Hospitalisations in IMSS hospitals whose main cause was a diabetic complication were identified. The financial burden was estimated using IMSS diagnostic-related groups. To estimate the health burden, DALYs were computed under the assumption that patients would not have experienced complications if they had received timely and effective primary care.
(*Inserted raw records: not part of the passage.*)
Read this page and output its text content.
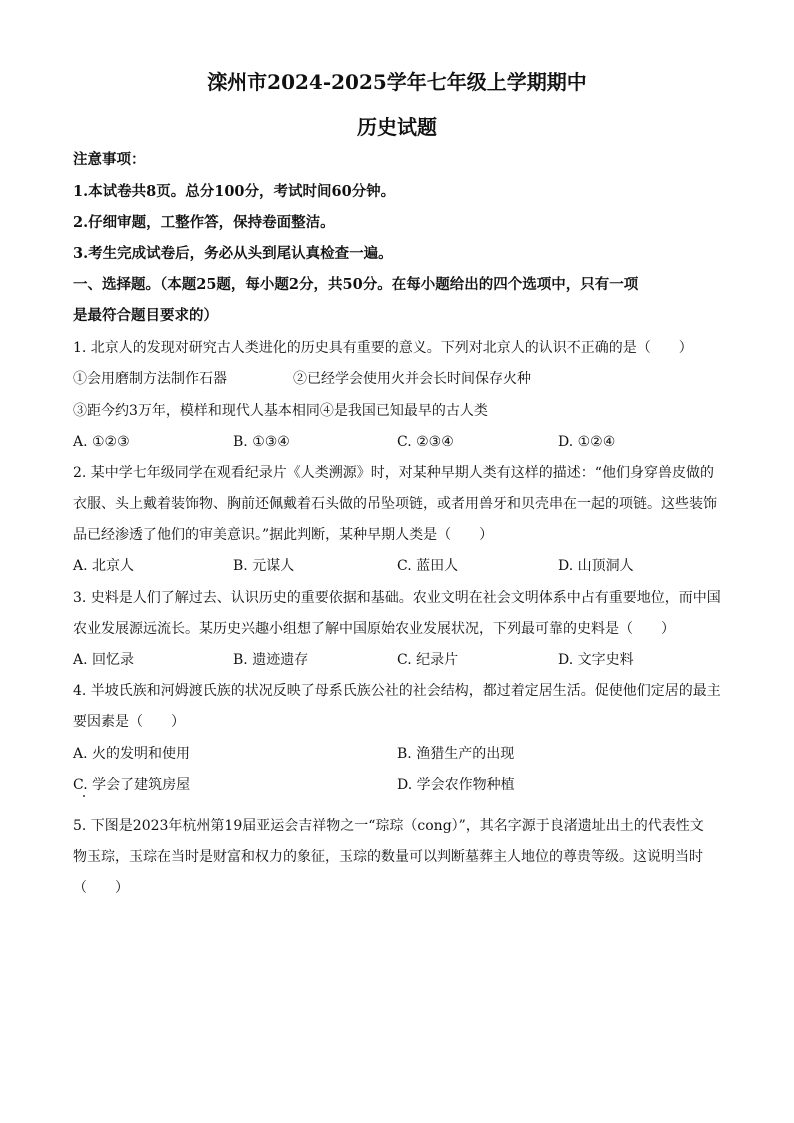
滦州市2024-2025学年七年级上学期期中
历史试题
注意事项：
1.本试卷共8页。总分100分，考试时间60分钟。
2.仔细审题，工整作答，保持卷面整洁。
3.考生完成试卷后，务必从头到尾认真检查一遍。
一、选择题。（本题25题，每小题2分，共50分。在每小题给出的四个选项中，只有一项
是最符合题目要求的）
1. 北京人的发现对研究古人类进化的历史具有重要的意义。下列对北京人的认识不正确的是（　　）
①会用磨制方法制作石器	②已经学会使用火并会长时间保存火种
③距今约3万年，模样和现代人基本相同④是我国已知最早的古人类
A. ①②③	B. ①③④	C. ②③④	D. ①②④
2. 某中学七年级同学在观看纪录片《人类溯源》时，对某种早期人类有这样的描述：“他们身穿兽皮做的
衣服、头上戴着装饰物、胸前还佩戴着石头做的吊坠项链，或者用兽牙和贝壳串在一起的项链。这些装饰
品已经渗透了他们的审美意识。”据此判断，某种早期人类是（　　）
A. 北京人	B. 元谋人	C. 蓝田人	D. 山顶洞人
3. 史料是人们了解过去、认识历史的重要依据和基础。农业文明在社会文明体系中占有重要地位，而中国
农业发展源远流长。某历史兴趣小组想了解中国原始农业发展状况，下列最可靠的史料是（　　）
A. 回忆录	B. 遗迹遗存	C. 纪录片	D. 文字史料
4. 半坡氏族和河姆渡氏族的状况反映了母系氏族公社的社会结构，都过着定居生活。促使他们定居的最主
要因素是（　　）
A. 火的发明和使用	B. 渔猎生产的出现
C. 学会了建筑房屋	D. 学会农作物种植
5. 下图是2023年杭州第19届亚运会吉祥物之一“琮琮（cong）”，其名字源于良渚遗址出土的代表性文
物玉琮，玉琮在当时是财富和权力的象征，玉琮的数量可以判断墓葬主人地位的尊贵等级。这说明当时
（　　）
A total of 322,977 hospitalisations due to five diabetic complications were identified during the period studied, of which hospitalisations due to kidney failure and diabetic foot represent 78 %. The financial burden increased by 8.4 % in real terms between 2007 and 2014. However, when measured as cost per IMSS affiliate, it decreased by 11.3 %. The health burden had an overall decrease of 13.6 % and the associated DALYs in 2014 reached 103,688.
Resources used for the hospital treatment of diabetic complications are then not available for other health care interventions. In order to prevent these hospitalisations more resources might need to be invested in primary care; the first step could be to consider the financial burden of these hospitalisations as a potential target for switching resources from hospital care to primary care services. However, more evidence of the effectiveness of different primary care interventions is needed to know how much of the burden could be prevented by better primary care.
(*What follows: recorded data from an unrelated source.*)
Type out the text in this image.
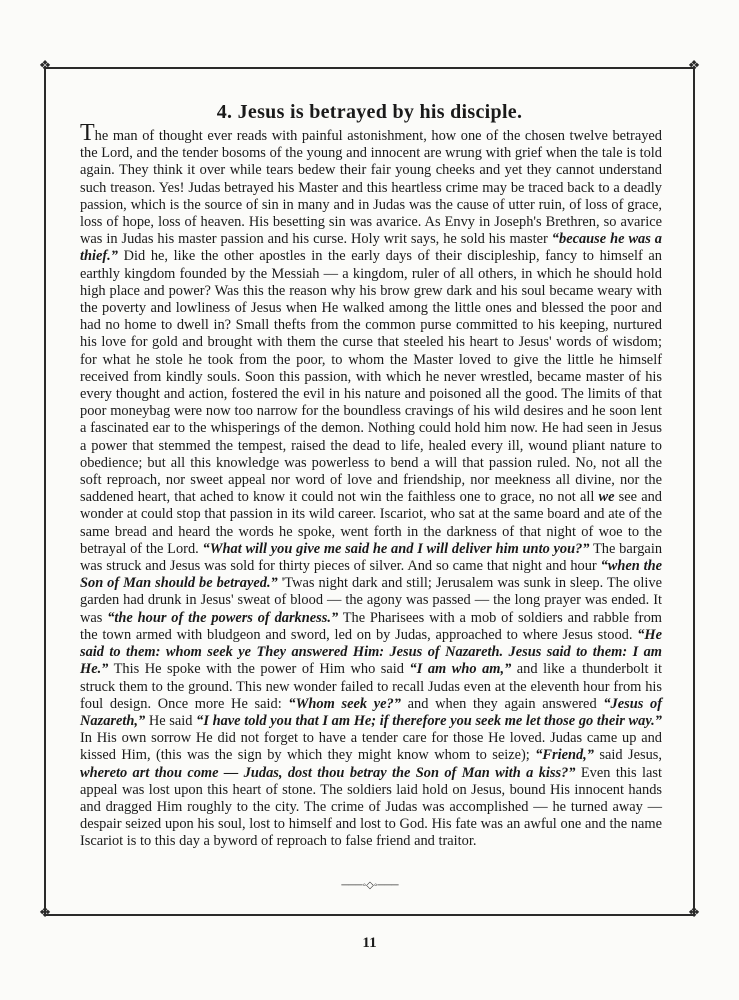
❖	❖
❖	❖
4. Jesus is betrayed by his disciple.

The man of thought ever reads with painful astonishment, how one of the chosen twelve betrayed the Lord, and the tender bosoms of the young and innocent are wrung with grief when the tale is told again. They think it over while tears bedew their fair young cheeks and yet they cannot understand such treason. Yes! Judas betrayed his Master and this heartless crime may be traced back to a deadly passion, which is the source of sin in many and in Judas was the cause of utter ruin, of loss of grace, loss of hope, loss of heaven. His besetting sin was avarice. As Envy in Joseph's Brethren, so avarice was in Judas his master passion and his curse. Holy writ says, he sold his master “because he was a thief.” Did he, like the other apostles in the early days of their discipleship, fancy to himself an earthly kingdom founded by the Messiah — a kingdom, ruler of all others, in which he should hold high place and power? Was this the reason why his brow grew dark and his soul became weary with the poverty and lowliness of Jesus when He walked among the little ones and blessed the poor and had no home to dwell in? Small thefts from the common purse committed to his keeping, nurtured his love for gold and brought with them the curse that steeled his heart to Jesus' words of wisdom; for what he stole he took from the poor, to whom the Master loved to give the little he himself received from kindly souls. Soon this passion, with which he never wrestled, became master of his every thought and action, fostered the evil in his nature and poisoned all the good. The limits of that poor moneybag were now too narrow for the boundless cravings of his wild desires and he soon lent a fascinated ear to the whisperings of the demon. Nothing could hold him now. He had seen in Jesus a power that stemmed the tempest, raised the dead to life, healed every ill, wound pliant nature to obedience; but all this knowledge was powerless to bend a will that passion ruled. No, not all the soft reproach, nor sweet appeal nor word of love and friendship, nor meekness all divine, nor the saddened heart, that ached to know it could not win the faithless one to grace, no not all we see and wonder at could stop that passion in its wild career. Iscariot, who sat at the same board and ate of the same bread and heard the words he spoke, went forth in the darkness of that night of woe to the betrayal of the Lord. “What will you give me said he and I will deliver him unto you?” The bargain was struck and Jesus was sold for thirty pieces of silver. And so came that night and hour “when the Son of Man should be betrayed.” 'Twas night dark and still; Jerusalem was sunk in sleep. The olive garden had drunk in Jesus' sweat of blood — the agony was passed — the long prayer was ended. It was “the hour of the powers of darkness.” The Pharisees with a mob of soldiers and rabble from the town armed with bludgeon and sword, led on by Judas, approached to where Jesus stood. “He said to them: whom seek ye They answered Him: Jesus of Nazareth. Jesus said to them: I am He.” This He spoke with the power of Him who said “I am who am,” and like a thunderbolt it struck them to the ground. This new wonder failed to recall Judas even at the eleventh hour from his foul design. Once more He said: “Whom seek ye?” and when they again answered “Jesus of Nazareth,” He said “I have told you that I am He; if therefore you seek me let those go their way.” In His own sorrow He did not forget to have a tender care for those He loved. Judas came up and kissed Him, (this was the sign by which they might know whom to seize); “Friend,” said Jesus, whereto art thou come — Judas, dost thou betray the Son of Man with a kiss?” Even this last appeal was lost upon this heart of stone. The soldiers laid hold on Jesus, bound His innocent hands and dragged Him roughly to the city. The crime of Judas was accomplished — he turned away — despair seized upon his soul, lost to himself and lost to God. His fate was an awful one and the name Iscariot is to this day a byword of reproach to false friend and traitor.

───◦◇◦───
11
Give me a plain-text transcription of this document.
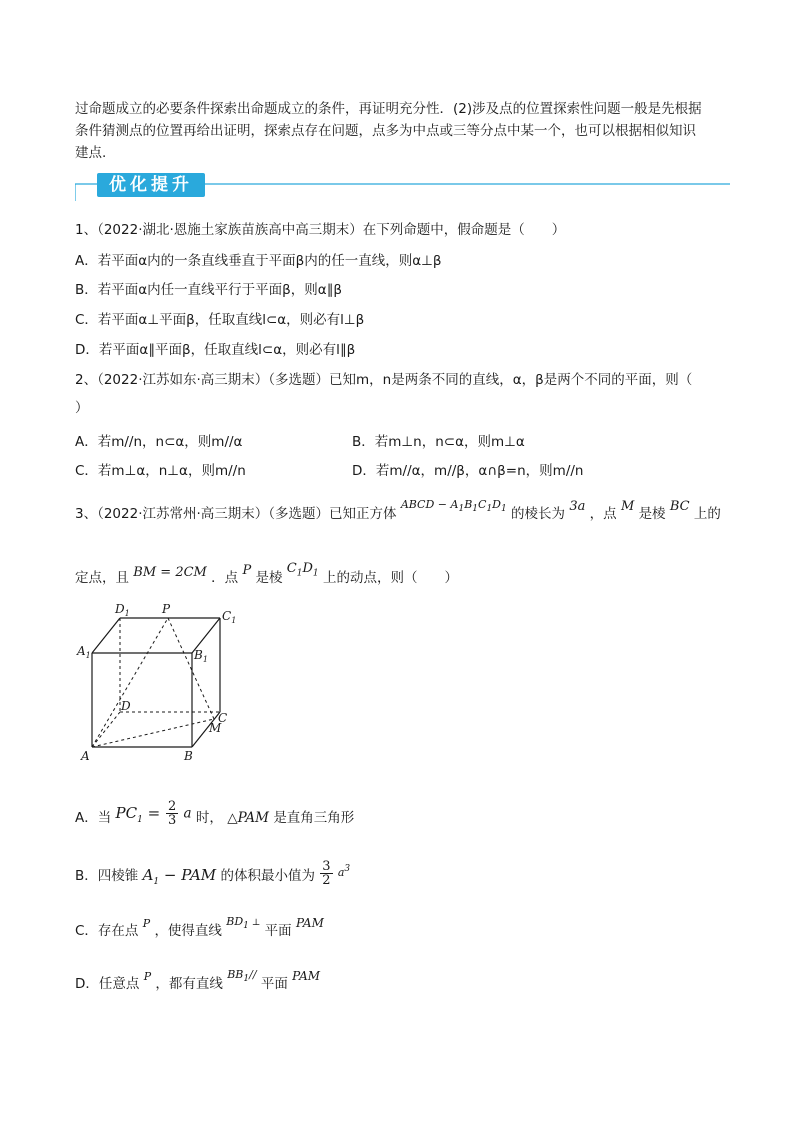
过命题成立的必要条件探索出命题成立的条件，再证明充分性．(2)涉及点的位置探索性问题一般是先根据
条件猜测点的位置再给出证明，探索点存在问题，点多为中点或三等分点中某一个，也可以根据相似知识
建点.
优化提升
1、（2022·湖北·恩施土家族苗族高中高三期末）在下列命题中，假命题是（　　）
A．若平面α内的一条直线垂直于平面β内的任一直线，则α⊥β
B．若平面α内任一直线平行于平面β，则α∥β
C．若平面α⊥平面β，任取直线l⊂α，则必有l⊥β
D．若平面α∥平面β，任取直线l⊂α，则必有l∥β
2、（2022·江苏如东·高三期末）（多选题）已知m，n是两条不同的直线，α，β是两个不同的平面，则（
）
A．若m//n，n⊂α，则m//α	B．若m⊥n，n⊂α，则m⊥α
C．若m⊥α，n⊥α，则m//n	D．若m//α，m//β，α∩β=n，则m//n
3、（2022·江苏常州·高三期末）（多选题）已知正方体 $^{ABCD - A_1B_1C_1D_1}$ 的棱长为 3a ，点 M 是棱 BC 上的
定点，且 BM = 2CM ．点 P 是棱 $C_1D_1$ 上的动点，则（　　）
$D_1$	P	$C_1$
$A_1$	$B_1$
D
C
M
A	B
A．当 $PC_1 = \frac{2}{3}$ a 时， △PAM 是直角三角形
B．四棱锥 $A_1$ − PAM 的体积最小值为 $\frac{3}{2} a^3$
C．存在点 $^P$ ，使得直线 $^{BD_1 \perp}$ 平面 PAM
D．任意点 $^P$ ，都有直线 $^{BB_1//}$ 平面 PAM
墨西哥成年人的糖尿病患病率从 1994 年的 6.7%显著上升到 2015 年的 14.7%。尽管主要的糖尿病并发症可以通过及时有效的初级保健来预防或延缓,但仍有很大比例的糖尿病患者已经发展成这些并发症,给墨西哥社会和卫生系统带来了巨大的、可预防的负担。本文估计了 2007-2014 年期间,拉丁美洲最大的社会保障机构——墨西哥社会保障研究所(IMSS)运营的医院中,因糖尿病并发症而导致的潜在可预防住院所造成的经济和健康负担。
确定了 IMSS 医院中主要由糖尿病并发症引起的住院病例。利用 IMSS 疾病诊断相关分组来估计经济负担。为了估计健康负担,假设如果患者能得到及时有效的初级保健,就不会发生并发症,然后计算 DALY。
在所研究的期间内,共发现 322977 例因五种糖尿病并发症导致的住院病例,其中因肾衰竭和糖尿病足导致的住院病例占 78%。2007 年至 2014 年间,实际经济负担增加了 8.4%。然而,按每个 IMSS 参保人计算,其经济负担则下降了 11.3%。健康负担总体下降了 13.6%,2014 年的相关 DALY 达到 103688。
用于治疗糖尿病并发症的住院资源则无法用于其他医疗保健干预。为了预防这些住院病例,可能需要在初级保健方面投入更多资源;第一步可以考虑将这些住院病例的经济负担作为将资源从医院护理转向初级保健服务的潜在目标。然而,需要更多关于不同初级保健干预措施有效性的证据,以了解通过更好的初级保健可以预防多少负担。